Monday, April 28, 2008

Re-Re-Shoots

Well, folks, this will be a "warts and all" post. Because we want everyone to know the trials and tribulations of creating a show, not just the joys and triumphs.

We gathered together Saturday, as Tanya posted we would, to do some re-shoots for Episode 7. It took a couple hours, and we shot some great stuff. However, when it came time to do wild audio (we should talk about wild audio in a future post), we discovered that the camera had been switched to record the audio from the internal mics, not from the boom mics! Needless to say, this meant we got horrible, unusable audio on every take that day.

We will try again next Saturday.

So how does something like that happen? How could we not have noticed that the audio was improperly set?

Well, the real reason is that we are not yet "professionals." I put that in quotes because some of the stuff we do is, we feel, approaching professional-level caliber. However, we do not have the many, many years of experience under our belts that would have had us check, unthinkingly, the audio settings. Nor do we have a professional crew to look after this kind of minutiae for us.

There were definitely signs that should have led us to know something was amiss. I was running camera, and I did notice that the mic level knobs were set evenly. Tanya, who was running boom, asked for the headphone levels to be bumped up quite a bit. The audio level meters on the camera LCD would leap into the red when I was talking, even if the boom was far away. And the video settings had been changed, probably by Adam when he had used the camera to document our latest publicity photo shoot.

Normally, since we use a handheld boom in one mic input and a camera-mounted boom in the other, the mic level knobs are set differently. Tanya asking for the headphone level boost means something was not set the same as it usually is. If the levels read my voice even if the handheld boom is nowhere near me, it means the in-camera mics are picking me up. Duh! And, another big duh, if the video settings had been changed, that means the audio settings might have been changed as well.

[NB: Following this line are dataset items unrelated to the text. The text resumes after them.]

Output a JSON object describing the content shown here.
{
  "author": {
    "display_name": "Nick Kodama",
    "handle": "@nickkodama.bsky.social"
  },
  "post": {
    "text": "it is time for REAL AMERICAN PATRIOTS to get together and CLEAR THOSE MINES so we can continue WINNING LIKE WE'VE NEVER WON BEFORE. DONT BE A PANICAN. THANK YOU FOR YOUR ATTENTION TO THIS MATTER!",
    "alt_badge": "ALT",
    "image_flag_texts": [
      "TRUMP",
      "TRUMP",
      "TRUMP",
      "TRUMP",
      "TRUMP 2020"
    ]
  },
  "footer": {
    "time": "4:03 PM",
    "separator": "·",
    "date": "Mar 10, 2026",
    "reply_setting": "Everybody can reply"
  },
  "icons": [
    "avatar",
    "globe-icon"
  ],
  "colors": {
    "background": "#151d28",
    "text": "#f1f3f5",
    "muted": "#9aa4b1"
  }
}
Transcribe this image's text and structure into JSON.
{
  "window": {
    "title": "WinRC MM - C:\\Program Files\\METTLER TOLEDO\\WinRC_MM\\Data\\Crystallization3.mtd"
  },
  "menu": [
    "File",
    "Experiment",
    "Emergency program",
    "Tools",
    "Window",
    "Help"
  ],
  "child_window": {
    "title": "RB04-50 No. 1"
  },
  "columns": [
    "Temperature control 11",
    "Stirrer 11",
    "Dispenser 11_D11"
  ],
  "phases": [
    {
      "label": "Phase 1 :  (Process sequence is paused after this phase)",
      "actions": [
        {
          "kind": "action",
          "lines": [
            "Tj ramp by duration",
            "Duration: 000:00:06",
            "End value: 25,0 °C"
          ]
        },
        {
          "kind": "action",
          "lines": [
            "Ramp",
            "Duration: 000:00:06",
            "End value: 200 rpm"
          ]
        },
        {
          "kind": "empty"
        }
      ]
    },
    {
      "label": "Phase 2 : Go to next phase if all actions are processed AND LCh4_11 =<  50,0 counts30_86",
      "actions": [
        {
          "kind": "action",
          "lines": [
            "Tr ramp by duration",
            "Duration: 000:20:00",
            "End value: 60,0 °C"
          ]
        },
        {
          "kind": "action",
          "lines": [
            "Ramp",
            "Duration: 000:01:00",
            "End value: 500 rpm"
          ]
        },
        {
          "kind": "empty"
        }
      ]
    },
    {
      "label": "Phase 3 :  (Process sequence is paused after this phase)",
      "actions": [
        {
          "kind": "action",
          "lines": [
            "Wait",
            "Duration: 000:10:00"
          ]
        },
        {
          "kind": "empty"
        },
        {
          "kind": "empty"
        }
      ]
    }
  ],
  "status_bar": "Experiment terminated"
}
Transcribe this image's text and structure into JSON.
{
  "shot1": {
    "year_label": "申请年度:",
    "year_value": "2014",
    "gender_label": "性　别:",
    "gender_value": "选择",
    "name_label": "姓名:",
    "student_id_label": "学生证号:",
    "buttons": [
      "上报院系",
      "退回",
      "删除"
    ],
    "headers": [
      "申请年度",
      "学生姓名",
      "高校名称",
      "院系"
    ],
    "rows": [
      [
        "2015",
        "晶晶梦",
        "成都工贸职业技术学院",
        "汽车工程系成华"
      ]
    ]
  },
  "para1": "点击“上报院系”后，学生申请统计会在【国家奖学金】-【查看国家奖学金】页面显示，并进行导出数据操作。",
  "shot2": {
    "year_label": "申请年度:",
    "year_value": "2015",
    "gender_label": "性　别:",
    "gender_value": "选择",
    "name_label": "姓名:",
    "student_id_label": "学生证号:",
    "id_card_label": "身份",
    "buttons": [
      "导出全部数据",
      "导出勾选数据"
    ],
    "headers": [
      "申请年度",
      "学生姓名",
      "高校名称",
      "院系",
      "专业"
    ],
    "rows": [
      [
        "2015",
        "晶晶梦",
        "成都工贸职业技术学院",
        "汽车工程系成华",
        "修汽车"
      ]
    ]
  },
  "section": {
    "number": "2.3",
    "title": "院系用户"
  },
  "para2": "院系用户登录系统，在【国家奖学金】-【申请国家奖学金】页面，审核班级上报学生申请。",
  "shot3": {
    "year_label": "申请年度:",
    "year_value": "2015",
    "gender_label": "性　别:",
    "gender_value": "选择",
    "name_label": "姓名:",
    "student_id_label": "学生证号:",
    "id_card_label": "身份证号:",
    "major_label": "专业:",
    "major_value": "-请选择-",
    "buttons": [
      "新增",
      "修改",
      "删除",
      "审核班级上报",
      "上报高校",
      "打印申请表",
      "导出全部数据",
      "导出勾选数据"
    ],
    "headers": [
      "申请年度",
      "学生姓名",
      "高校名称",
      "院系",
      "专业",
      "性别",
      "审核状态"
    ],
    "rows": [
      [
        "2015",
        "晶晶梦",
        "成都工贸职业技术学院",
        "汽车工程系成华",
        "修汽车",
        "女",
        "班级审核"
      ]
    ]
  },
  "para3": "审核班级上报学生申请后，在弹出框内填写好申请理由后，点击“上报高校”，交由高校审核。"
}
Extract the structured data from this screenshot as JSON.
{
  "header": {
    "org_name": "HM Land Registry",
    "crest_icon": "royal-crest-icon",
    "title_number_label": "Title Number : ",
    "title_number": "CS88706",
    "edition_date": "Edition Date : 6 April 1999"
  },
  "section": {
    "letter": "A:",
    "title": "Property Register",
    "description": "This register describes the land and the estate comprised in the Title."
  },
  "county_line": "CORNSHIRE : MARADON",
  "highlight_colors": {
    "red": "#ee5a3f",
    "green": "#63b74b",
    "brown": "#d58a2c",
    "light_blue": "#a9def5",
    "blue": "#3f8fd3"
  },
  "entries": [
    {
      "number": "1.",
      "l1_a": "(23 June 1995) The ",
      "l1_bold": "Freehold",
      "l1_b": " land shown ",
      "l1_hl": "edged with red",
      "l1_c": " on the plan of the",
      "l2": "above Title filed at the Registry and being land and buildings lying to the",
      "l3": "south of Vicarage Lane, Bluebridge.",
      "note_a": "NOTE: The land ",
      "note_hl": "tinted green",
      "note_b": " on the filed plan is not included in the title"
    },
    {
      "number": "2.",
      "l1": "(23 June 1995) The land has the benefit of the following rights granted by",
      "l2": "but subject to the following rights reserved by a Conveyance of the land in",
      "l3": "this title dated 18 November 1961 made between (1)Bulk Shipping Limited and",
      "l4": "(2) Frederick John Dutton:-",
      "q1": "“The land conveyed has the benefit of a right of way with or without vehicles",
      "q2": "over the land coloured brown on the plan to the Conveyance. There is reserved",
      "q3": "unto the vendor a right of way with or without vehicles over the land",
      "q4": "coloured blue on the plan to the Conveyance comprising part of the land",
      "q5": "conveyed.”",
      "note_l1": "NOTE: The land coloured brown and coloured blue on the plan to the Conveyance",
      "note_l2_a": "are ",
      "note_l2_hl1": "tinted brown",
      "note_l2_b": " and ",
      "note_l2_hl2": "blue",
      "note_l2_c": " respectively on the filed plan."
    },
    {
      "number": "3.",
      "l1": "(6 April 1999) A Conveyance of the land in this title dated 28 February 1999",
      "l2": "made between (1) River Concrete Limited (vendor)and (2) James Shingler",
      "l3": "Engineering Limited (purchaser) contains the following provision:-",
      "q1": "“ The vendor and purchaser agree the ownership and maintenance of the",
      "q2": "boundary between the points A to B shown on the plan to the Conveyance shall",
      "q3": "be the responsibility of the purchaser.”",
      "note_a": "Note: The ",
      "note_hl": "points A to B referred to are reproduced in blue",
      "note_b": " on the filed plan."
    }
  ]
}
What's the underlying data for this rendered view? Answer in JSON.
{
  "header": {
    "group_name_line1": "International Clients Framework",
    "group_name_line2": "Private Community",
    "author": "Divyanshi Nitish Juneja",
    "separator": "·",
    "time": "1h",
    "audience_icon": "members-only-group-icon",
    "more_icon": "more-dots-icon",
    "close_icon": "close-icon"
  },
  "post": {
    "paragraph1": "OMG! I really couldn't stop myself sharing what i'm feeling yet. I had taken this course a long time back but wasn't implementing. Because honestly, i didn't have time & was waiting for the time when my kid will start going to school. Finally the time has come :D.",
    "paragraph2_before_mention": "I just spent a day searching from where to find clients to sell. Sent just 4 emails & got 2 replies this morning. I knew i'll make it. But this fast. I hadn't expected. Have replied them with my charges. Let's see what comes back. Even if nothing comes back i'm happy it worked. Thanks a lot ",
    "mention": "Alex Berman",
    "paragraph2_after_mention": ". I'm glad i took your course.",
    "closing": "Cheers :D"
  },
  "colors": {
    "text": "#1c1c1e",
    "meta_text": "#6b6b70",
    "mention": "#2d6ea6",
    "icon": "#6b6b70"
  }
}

These details are a huge 20/20 hindsight thing. None of the clues clued me in. As for Tanya, she is not a boom operator for a living, so while there might have been clues to the audio not working right, she might not have noticed them or they might not have been enough to clue her in, similar to the clues I missed.

It is incredibly exasperating when something like this happens. You feel both angry and stupid. Tempers run high. But what is always important to remember is that we will never let that happen again. That is what we in the sub-"professional" industry call a "learning process."

This is not the first technological snafu on Episode 7... I had somehow changed a camera setting while we were prepping to shoot the Jennifer with Batteries shots. (You'll know what that is soon enough!) I ended up shooting the rest of the day's scenes in 4x3 instead of our usual 4x3 anamorphic (that jargon is also a topic for another post). How I did not notice it in the viewfinder is beyond me because 4x3/anamorphic mix-ups are one of my peeves at work—our editor comes to me to check footage for 4x3 vs. anamorphic! On the set that day, however, there were lots of things to worry about, so maybe I was simply distracted. But you can believe that I now check the camera every time to make sure it is always on the correct setting! So it shall now be for sound.

No matter how good you get at shooting a show or a movie, there is always a learning process lurking in the shadows. Or out in full-view. We just hope to eventually get beyond the technically destructive learning processes and keep experimenting with the creative learning processes, the ones that can hopefully make our show better and better with each shoot.

1 comment:

Robb said...

"Warts and all" is right!

...oh so many warts...

We might want to have those checked.